The SND/RCV LO/HI WAT options

Thu Jun 10 13:47:00 GMT 1999

Majid Tajamolian wrote:

> > > I'm working on SAMBA performance enhancement. Can anyone guide me for a
> > > reference about the 4 WATer mark socket options and their effects on
> > > TCP/IP performance?
> > > Have anyone any experiments about using them in the SAMBA code?

I asked:
> >       A colleague has been experimenting with them in a non-samba
> >       context, and we've been looking at their behavior quantiatively:
> >       Alas, I'm not doing the experiments myself...
> >
> >       What would you like to know?
> >
> It seems that anything about them can be useful (i.e. their meaning, how
> they change the TCP behavior, what is relation between them and the other
> configurations such as SNDBUF, RCVBUF, , ...).
> If you don't know about them, can you help me to find some information in
> the internet?

	The best reference is Stevens' TCP/IP Illustrated,
	and a colleague and I have been playing with the
	high- and low-water marks in a group of Solaris
	servers and clients on 100baseT ethernet.

	Let's look at in /net3 terms (BSD & Linux):
	On the send side, an application writes a big chunk
	of data, say 10 KB.  The so_send processing hands
	this off in 2048-byte mbufs to the lower level of
	the protocol, until there is enough data sent but
	not acknowledged to exceed the high-water mark, which
	is at 8k.  At this point the sending stops until
	some acks come in.  The sending process is suspended.

	The process is not awakened until the send-but-unacked
	data falls below the low-water mark, 2 KB. At this point
	it send the next two KB and is done for the moment.

	In a large-data scenario (which is what I have at work),
	you want the high-water mark to be set high enough that
	     1) the expected write size is below the
		high-water mark (minimum), and
	     2) the mark is high enough that enough data will
		be transferred and ack's on back-to-back writes
		that there will be at least a write's worth of
		space left below the high-water mark (optimum)

	Lets assume Samba is being used to access big database relations,
	and max xmit is at it's default setting of 65,535.

	Logically, you'd
	     1) want the high-water-mark set above 64 KB
	That's easy: the /net3 maximum is 26,2144. (The Solaris
	maximum is different, and affects the TCP scaling options)

	     2) want there to be at least 64KB free during back-to-back
	     	transfers.
	This is harder: you'll have to measure to see how fast samba
	can issue transfers back-to-back (by adding some timers), then
	compute how much data your ethernet transfers in the same period
	and then set the high-water mark to suit.  Richards talks about
	the bandwidth-delay product: this is another issue affected by it.

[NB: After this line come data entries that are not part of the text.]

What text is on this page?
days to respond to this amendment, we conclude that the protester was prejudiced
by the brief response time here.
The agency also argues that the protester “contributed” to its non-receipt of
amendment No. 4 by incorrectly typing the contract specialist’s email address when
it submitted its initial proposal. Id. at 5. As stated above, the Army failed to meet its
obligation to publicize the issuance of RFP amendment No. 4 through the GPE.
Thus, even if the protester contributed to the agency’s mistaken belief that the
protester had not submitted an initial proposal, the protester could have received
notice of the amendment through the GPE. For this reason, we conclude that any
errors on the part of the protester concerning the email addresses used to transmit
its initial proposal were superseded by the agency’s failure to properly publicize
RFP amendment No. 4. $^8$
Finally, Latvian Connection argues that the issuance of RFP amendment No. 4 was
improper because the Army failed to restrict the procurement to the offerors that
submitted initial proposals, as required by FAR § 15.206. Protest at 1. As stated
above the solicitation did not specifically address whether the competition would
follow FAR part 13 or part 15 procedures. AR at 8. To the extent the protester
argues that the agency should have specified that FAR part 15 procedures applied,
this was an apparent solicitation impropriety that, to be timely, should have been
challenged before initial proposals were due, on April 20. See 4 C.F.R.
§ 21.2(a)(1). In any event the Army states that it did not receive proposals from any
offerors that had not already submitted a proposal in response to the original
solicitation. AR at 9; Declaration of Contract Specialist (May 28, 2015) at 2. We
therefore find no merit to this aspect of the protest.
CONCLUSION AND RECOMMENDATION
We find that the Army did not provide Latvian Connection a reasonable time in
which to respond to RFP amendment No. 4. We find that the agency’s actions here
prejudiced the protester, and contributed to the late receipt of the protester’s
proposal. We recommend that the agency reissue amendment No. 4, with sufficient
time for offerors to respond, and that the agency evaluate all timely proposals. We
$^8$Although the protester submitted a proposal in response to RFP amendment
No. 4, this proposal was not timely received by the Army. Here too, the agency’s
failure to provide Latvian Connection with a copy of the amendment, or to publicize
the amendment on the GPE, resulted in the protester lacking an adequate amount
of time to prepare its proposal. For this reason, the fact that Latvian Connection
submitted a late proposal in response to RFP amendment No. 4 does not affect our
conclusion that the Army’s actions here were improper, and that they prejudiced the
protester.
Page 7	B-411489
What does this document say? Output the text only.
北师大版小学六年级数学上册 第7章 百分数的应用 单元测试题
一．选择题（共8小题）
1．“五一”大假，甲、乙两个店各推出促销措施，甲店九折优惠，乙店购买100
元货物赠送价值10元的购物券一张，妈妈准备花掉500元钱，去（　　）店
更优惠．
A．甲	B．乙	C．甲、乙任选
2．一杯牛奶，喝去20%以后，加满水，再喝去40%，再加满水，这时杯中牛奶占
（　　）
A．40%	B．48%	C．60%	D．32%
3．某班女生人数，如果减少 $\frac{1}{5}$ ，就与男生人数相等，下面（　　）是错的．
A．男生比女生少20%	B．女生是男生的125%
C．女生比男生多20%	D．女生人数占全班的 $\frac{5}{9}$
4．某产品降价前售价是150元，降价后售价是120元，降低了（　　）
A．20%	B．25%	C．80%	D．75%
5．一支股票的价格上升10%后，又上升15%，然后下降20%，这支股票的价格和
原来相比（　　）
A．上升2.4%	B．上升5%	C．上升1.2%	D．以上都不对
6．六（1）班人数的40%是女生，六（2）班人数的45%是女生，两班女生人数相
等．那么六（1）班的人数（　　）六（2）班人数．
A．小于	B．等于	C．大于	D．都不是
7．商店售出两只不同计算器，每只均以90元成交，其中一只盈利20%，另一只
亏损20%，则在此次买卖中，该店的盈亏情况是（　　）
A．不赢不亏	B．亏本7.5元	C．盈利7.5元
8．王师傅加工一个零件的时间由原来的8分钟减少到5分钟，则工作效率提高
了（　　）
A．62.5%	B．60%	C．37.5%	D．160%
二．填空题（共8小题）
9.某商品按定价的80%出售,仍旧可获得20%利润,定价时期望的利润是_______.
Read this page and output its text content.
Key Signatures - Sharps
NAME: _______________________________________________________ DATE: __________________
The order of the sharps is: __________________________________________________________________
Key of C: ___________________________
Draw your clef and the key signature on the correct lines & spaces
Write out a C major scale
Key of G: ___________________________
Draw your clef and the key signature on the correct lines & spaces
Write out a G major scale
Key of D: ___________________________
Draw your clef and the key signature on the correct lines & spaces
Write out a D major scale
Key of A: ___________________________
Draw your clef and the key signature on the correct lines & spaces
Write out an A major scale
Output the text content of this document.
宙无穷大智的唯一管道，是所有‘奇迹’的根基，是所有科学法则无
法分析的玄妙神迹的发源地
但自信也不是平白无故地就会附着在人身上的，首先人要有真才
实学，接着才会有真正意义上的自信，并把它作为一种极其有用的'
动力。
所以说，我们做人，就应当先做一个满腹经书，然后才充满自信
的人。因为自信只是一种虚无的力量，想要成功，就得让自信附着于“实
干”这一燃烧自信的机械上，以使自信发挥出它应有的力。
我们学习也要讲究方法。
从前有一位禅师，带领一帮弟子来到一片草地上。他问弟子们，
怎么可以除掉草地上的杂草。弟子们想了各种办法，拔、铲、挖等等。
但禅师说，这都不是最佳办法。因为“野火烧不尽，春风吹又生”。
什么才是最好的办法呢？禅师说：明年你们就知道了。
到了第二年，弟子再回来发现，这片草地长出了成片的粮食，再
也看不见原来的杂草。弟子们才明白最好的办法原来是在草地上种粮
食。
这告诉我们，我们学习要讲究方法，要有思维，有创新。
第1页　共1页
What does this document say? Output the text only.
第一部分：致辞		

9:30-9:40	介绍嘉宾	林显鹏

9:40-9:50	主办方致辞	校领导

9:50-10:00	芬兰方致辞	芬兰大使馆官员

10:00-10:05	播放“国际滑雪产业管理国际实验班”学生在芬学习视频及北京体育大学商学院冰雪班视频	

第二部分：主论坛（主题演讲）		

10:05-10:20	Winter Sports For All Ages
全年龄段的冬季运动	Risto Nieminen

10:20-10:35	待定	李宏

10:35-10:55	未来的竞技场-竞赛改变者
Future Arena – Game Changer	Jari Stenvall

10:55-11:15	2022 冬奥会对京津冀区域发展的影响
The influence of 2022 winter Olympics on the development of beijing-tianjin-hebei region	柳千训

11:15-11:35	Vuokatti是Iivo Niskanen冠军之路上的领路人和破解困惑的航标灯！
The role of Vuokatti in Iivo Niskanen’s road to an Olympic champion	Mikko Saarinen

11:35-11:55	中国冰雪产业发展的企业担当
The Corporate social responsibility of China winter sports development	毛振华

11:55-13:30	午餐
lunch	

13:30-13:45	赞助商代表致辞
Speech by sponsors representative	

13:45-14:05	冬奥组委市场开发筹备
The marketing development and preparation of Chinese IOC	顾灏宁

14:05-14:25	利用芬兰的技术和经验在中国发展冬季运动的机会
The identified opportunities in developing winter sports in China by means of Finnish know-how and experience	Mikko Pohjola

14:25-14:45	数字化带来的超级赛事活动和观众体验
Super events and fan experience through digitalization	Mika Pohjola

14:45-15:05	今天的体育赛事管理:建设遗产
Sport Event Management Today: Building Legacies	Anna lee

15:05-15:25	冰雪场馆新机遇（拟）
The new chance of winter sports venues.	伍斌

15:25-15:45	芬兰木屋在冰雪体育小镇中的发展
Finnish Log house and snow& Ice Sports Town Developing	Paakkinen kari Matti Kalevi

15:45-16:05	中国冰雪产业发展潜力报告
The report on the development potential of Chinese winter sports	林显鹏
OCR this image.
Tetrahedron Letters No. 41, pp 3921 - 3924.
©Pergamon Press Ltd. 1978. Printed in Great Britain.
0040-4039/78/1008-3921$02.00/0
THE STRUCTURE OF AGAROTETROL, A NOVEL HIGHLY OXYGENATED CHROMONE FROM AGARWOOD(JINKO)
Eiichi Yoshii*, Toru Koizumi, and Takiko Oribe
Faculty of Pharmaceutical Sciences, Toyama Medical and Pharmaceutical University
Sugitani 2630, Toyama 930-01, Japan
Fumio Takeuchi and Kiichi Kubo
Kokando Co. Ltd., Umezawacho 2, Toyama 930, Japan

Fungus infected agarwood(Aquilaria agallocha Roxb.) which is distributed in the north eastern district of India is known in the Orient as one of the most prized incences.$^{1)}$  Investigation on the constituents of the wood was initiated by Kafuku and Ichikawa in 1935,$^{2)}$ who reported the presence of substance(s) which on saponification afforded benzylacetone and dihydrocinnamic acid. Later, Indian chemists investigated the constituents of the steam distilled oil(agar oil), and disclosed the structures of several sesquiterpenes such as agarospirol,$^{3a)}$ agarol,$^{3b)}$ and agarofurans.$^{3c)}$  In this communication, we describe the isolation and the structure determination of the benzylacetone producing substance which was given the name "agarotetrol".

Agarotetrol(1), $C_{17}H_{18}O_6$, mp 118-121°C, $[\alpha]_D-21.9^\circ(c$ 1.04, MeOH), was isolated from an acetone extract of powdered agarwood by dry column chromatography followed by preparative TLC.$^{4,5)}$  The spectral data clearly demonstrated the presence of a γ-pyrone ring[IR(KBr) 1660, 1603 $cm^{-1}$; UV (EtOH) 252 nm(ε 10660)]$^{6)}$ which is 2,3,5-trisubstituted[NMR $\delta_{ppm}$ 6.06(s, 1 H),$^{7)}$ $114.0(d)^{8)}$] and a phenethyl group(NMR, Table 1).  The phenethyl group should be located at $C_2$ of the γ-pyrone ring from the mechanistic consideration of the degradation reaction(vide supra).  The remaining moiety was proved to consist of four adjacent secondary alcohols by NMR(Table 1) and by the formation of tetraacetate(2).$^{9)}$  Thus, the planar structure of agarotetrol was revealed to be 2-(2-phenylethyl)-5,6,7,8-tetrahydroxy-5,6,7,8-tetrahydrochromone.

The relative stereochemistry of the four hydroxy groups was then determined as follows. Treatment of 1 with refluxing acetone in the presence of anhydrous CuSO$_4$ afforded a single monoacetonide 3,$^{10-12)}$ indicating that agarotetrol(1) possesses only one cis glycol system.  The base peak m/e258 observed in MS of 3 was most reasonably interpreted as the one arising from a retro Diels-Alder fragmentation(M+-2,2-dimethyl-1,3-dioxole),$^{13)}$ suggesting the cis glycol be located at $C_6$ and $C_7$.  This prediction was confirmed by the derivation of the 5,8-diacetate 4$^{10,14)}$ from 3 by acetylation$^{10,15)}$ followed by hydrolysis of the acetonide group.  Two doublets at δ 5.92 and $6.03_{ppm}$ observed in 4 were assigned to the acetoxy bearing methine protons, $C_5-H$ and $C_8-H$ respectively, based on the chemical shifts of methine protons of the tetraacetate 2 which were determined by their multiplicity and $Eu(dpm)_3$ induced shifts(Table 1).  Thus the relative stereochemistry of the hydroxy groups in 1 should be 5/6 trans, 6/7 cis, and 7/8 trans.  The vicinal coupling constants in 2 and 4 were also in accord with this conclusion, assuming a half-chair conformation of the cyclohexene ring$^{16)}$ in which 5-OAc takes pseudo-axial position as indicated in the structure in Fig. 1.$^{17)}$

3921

	If you don't want to go the analytic route, you can just do
	experiments and plot high-water mark -vs- throughput.

	A test with no load on the ethernet will give you a curve that
	**underestimates** the buffering needed. Do your benchmarking in
	a production environment, in a busy period!

	If you can't I'd use a packet sniffer (snoop, in my case) to see 
	what your "normal" load is, then run a bunch of ftp jobs on another 
	pair of machines to simulate it on your test net.

	<simulated guru hat on>
	I'd expect the curve to look like this
           _____
       ___/      ---__
     _/ 
   /
  /
  |
  |
+------+-------+----
0      default lots

	In other words, the performance when it's small would be
	badly throttled.  When it's "enough" performance will
	jump up quickly, rise slowly to a peak and then drop off
	when big buffers starve other parts of the system
	for memory.
	<guru hat off>

	The gentle curve at the top of the graph is caused by 
	probabilistic effects: every once in a while, there's a burst
	of traffic, Samba doesn't get enough transferred in time and
	the the process hits the high-water mark and is suspended until
	the data drains. Add a bit more buffer and the probability
	is reduced.

	In my opinion, the important thing to know is where the performance
	jumps upward, measured on 10 mbit/sec ethernet for low, "average"
	and near-saturation loads.  THAT curve is interesting to someone
	doing performance tuning, as it will tell them
		what's the minimum they must have
		what they need in the worst case, and
		the shape of the curve between those points.
	A concave curve means you can be low without much risk: a convex
	one means you'd better get as close to the maximum as you can.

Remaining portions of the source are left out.